I have a great deal of experience with Aerospike in high throughput, low-latency environments, and have come to love it, although I have a new need now that doesn’t seem to be the focus of any popular NoSQL solutions, so I am setting forth on a mission to accomplish this using Aerospike.
The goal is to create a widely dispersed cluster (across data centers and continents) of application servers that can each independently carry out their work without a dependency on any other servers. Each application server has everything it needs to complete its work, however there is shared data that needs to be synchronized between all servers in near real-time, which I hope to accomplish using Aerospike. This solution therefore necessitates that every node have a complete copy of the data.
The data set is small ( < 10,000 records), and has low transactions per minute ( ~ 1 ). The code will run on the same physical server as the Aerospike daemon, so the client will read and write to Aerospike using the localhost IP of 127.0.0.1 exclusively. The end solution achieves redundancy by having multiple application servers, so if any local dependency on the server fails, then that entire application server is to be considered down.
My questions are:
Is this viable using Aerospike?
How can I configure the data to exist on every node; simply set “replication-factor” to the total number of nodes?
This solution isn’t using XDR, although nodes exist across the Internet, so my plan is to use SSH tunnels to securely mesh all servers. This raises a problem however, which is, how do I configure Aerospike to cope with this unusually high latency between nodes?
I will attempt to update this thread with my progress and findings over time, as well as with any future questions or challenges that I encounter along the way.
Running a single Aerospike cluster that spans multiple regions is not a configuration Aerospike recommends and Aerospike configuration defaults are not going to be ideal for this configuration.
Yes, but be aware that the replication-factor is not a dynamic configuration option, so you will probably want to set it a bit higher than the total number of nodes in the cluster to allow for node addition in the future without restarting the entire cluster to increase the replication factor.
The first problem is that Aerospike defaults assume the cluster will be tightly coupled. We time out a node by default if we do not hear a heartbeat from that node within 1.5 seconds. You will need to increase the heartbeat interval and heartbeat-timeout to cope with the latency.
Be aware that increasing these values also increases the window where some partitions will not be available for writes due to node failure.
For such an environment may start with interval of 1000 and timeout of 60 which will have each node sending a heartbeat every second and timeout a node if you haven’t heard a heartbeat from it in 60 intervals.
The cluster communicate with other nodes using our “fabric” layer. Again typically the latency between nodes is expected to be low so the default number of 16 fabric-workers per node is enough to handle cross node requests without waiting for a thread to free up.

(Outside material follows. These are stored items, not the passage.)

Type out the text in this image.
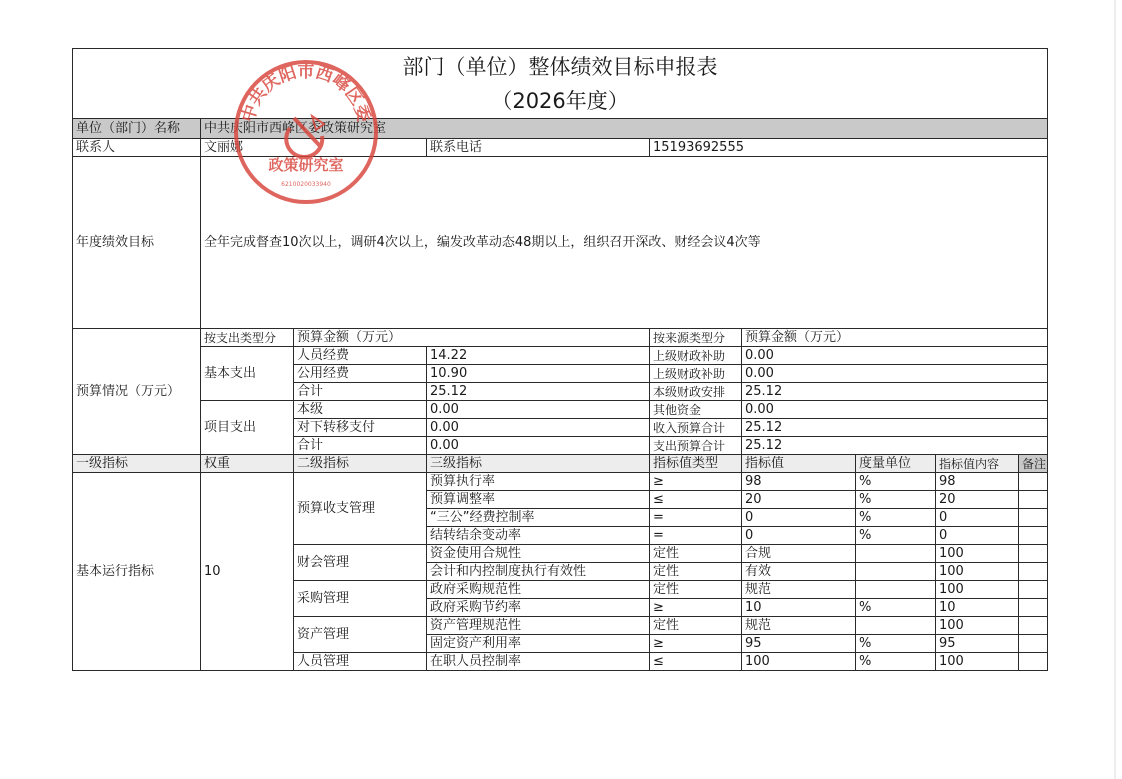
部门（单位）整体绩效目标申报表								
（2026年度）								
单位（部门）名称	中共庆阳市西峰区委政策研究室							
联系人	文丽娜		联系电话	15193692555				
年度绩效目标	全年完成督查10次以上，调研4次以上，编发改革动态48期以上，组织召开深改、财经会议4次等							
预算情况（万元）	按支出类型分	预算金额（万元）		按来源类型分	预算金额（万元）			
	基本支出	人员经费	14.22	上级财政补助	0.00			
		公用经费	10.90	上级财政补助	0.00			
		合计	25.12	本级财政安排	25.12			
	项目支出	本级	0.00	其他资金	0.00			
		对下转移支付	0.00	收入预算合计	25.12			
		合计	0.00	支出预算合计	25.12			
一级指标	权重	二级指标	三级指标	指标值类型	指标值	度量单位	指标值内容	备注
基本运行指标	10	预算收支管理	预算执行率	≥	98	%	98	
			预算调整率	≤	20	%	20	
			“三公”经费控制率	=	0	%	0	
			结转结余变动率	=	0	%	0	
		财会管理	资金使用合规性	定性	合规		100	
			会计和内控制度执行有效性	定性	有效		100	
		采购管理	政府采购规范性	定性	规范		100	
			政府采购节约率	≥	10	%	10	
		资产管理	资产管理规范性	定性	规范		100	
			固定资产利用率	≥	95	%	95	
		人员管理	在职人员控制率	≤	100	%	100	
中共庆阳市西峰区委
政策研究室
6210020033940
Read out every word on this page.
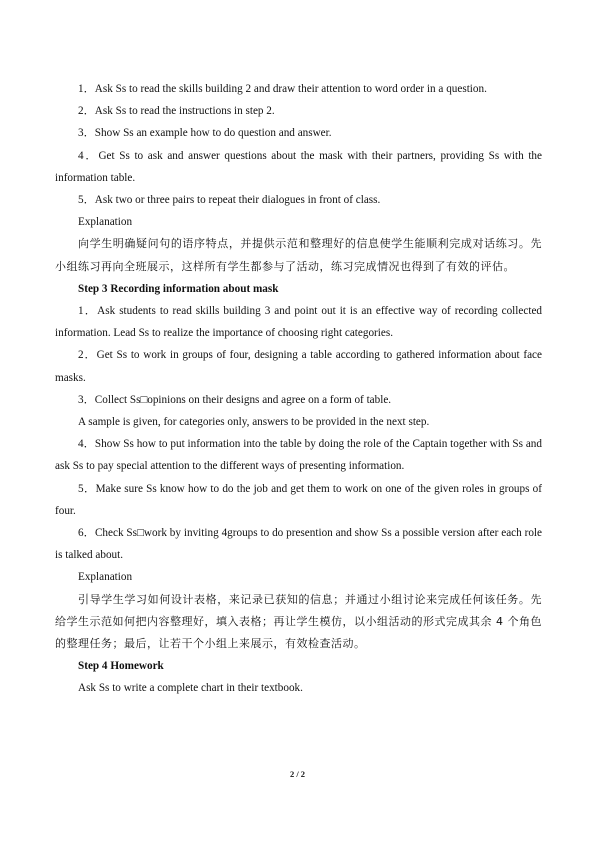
1．Ask Ss to read the skills building 2 and draw their attention to word order in a question.

2．Ask Ss to read the instructions in step 2.

3．Show Ss an example how to do question and answer.

4．Get Ss to ask and answer questions about the mask with their partners, providing Ss with the information table.

5．Ask two or three pairs to repeat their dialogues in front of class.

Explanation

向学生明确疑问句的语序特点，并提供示范和整理好的信息使学生能顺利完成对话练习。先小组练习再向全班展示，这样所有学生都参与了活动，练习完成情况也得到了有效的评估。

Step 3 Recording information about mask

1．Ask students to read skills building 3 and point out it is an effective way of recording collected information. Lead Ss to realize the importance of choosing right categories.

2．Get Ss to work in groups of four, designing a table according to gathered information about face masks.

3．Collect Ss□opinions on their designs and agree on a form of table.

A sample is given, for categories only, answers to be provided in the next step.

4．Show Ss how to put information into the table by doing the role of the Captain together with Ss and ask Ss to pay special attention to the different ways of presenting information.

5．Make sure Ss know how to do the job and get them to work on one of the given roles in groups of four.

6．Check Ss□work by inviting 4groups to do presention and show Ss a possible version after each role is talked about.

Explanation

引导学生学习如何设计表格，来记录已获知的信息；并通过小组讨论来完成任何该任务。先给学生示范如何把内容整理好，填入表格；再让学生模仿，以小组活动的形式完成其余 4 个角色的整理任务；最后，让若干个小组上来展示，有效检查活动。

Step 4 Homework

Ask Ss to write a complete chart in their textbook.

2 / 2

In your case this probably will not be true so you will need to increase this value.
Another consideration:
You probably want your application reading and writing from the local node. But our clients are not aware of this topology, some of them can be configure to read from replica copies but they will read from them in a round robin manner which is probably not what you want.
A potential solution here is to configure the access-address to be 127.0.0.1 on each node. This will cause clients to only learn about that address. But your writes will suffer from this configuration because they will need to proxy to the primary copy of that record. Since your client is running on the same node, maybe this isn’t a big deal breaker.
A problem with running the application on the same node as the server is that the server and application will be competing for the same resources. You can mitigate this to a certain degree by placing the client and server on different NUMA nodes.
Our architecture has a similar layout actually and we’re currently trying several different methods:
XDR between local clusters in each region where many app servers use the local cluster and let AS handle the rest
Separate application managed replication where the app handles it in a layer above the database, usually best for idempotent or high-latency stuff. We write to one location as a queue then fan out writes back to each region. Good for syncing/sharing data but major headaches for high-availability as catching up a disconnected cluster won’t be easy.
In-memory data fabric is the newest stuff we’re using. Basically IMDG/IMDF are in-memory caches evolved like this: single server cache > multiple server shared cache > distributed caching + data structures > distributed caching + data + computing. Look at Hazelcast, GridGain, Coherence for options. The IMDF code runs as a separate instance on every app server and can do local clustering with WAN transfer links. It can get complicated but very cool solution if you need it.